Three years later, the city is replacing all of its street lights with LED systems, primarily due to avoided lamp replacement cost and the massive energy savings they would realize. Life cycle costs clearly won out here. We also see some resistance in the built environment versus the more utilitarian applications such as street lighting or exterior lighting.
We find it both rewarding and amusing that the city got religion on this issue. The case in point is that LED offers a significant energy savings over fluorescent or HID lamp systems for continuously-lit systems. LED is challenged in areas where the lighting is activated by occupancy or where it’s not in continuous service. Our experience has shown that you may realize up to a 40% reduction in input watts for an LED system over your standard T8 fixture, at the identical lumen output. For incandescent fixtures, this wattage reduction could be as large as 90%.
So what about price? We attribute the current price point for LED OEM systems to be a cost-recovery exercise by the fixture manufacturers. LEDs are widely used in a host of industries, where the LED themselves are a commodity item, even for the high-end diodes. We have also see LED lighting systems be gamed by distributors, manufacturing reps and the manufacturers themselves in quotes and fixture orders with the purpose of packaging to a certain manufacturer. The key here is to get the line item costs for your fixtures.
What are the drawbacks for LEDs? First, standard fluorescent and incandescent dimmers don’t work well or at all with LEDs. Second, the color rendition is a bit on the cooler side and into the blue spectrum from pure white light. That being said, LED color indexing is being rendered closer to daylight and now offers a few more color options, approaching the offerings we see for the fluorescent lamping in today’s market.
What’s the proof in the pudding? About six months ago, my brother-in-law and sister-in-law gave me a call. My sister-in-law operates a thriving college counseling practice out of their home in Silicon Valley. As a result, the public area lighting in their house is on about 12-14 hours per day. The lamping package was exclusively PAR- and MR- type lamps, 42 in total. They have also experienced significant lamp mortality, especially on the MRs, due to both overall hours on the lamp as well as the per-day run time, which well exceeds 10 hours per day.
After a $1,050 lamp retrofit and a single new LED-appropriate dimmer, the utility bill was cut by one-third, or about $300/month, resulting in a three-month payback on the initial $1,000 lamp investment. The CR on the MR and PAR retrofit LED lamps are identical, so now we have identical color throughout the spaces. The only rub was a single dimmer that had to be replaced in the dining room.

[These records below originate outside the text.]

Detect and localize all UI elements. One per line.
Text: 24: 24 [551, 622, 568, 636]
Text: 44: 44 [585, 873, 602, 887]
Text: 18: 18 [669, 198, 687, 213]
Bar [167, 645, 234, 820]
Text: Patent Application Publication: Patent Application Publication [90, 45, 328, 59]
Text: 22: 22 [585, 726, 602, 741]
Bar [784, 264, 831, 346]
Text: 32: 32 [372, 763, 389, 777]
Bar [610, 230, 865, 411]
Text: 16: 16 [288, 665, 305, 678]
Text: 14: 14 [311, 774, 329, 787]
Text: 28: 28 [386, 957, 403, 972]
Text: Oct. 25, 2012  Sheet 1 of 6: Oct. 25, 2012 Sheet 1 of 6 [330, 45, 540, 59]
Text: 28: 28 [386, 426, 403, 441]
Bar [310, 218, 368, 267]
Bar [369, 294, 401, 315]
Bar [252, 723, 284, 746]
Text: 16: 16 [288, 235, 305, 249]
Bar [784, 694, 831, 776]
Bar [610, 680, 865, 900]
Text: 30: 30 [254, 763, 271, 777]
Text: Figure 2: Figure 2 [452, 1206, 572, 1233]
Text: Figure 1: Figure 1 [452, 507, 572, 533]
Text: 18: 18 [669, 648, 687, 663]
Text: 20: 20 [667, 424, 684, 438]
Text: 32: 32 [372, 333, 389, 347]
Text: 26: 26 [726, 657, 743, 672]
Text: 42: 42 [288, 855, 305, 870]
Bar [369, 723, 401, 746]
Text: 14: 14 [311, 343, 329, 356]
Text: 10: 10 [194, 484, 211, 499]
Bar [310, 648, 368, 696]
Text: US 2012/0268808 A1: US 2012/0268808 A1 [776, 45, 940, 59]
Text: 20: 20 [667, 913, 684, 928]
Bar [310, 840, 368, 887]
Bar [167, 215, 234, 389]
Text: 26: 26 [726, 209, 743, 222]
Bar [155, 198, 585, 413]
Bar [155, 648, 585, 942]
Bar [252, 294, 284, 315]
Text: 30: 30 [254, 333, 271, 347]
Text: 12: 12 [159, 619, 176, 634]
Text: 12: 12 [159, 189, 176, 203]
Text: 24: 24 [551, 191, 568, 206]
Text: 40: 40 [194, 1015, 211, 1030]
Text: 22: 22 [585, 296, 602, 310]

Five months later, my brother-in-law has not replaced a single MR-type LED lamp yet. We did splurge and choose the 25,000 hour life lamps, a four-fold improvement over the published MR-16 lifespan systems they replaced. When looking at the MR lamp mortality, we never realized a great than 4,000 hour run time on those lamps, so the lifespan increase further reinforces the life cycle payback.
And my brother-in-law is thrilled to NOT be up on a ladder twice a month to change lamps.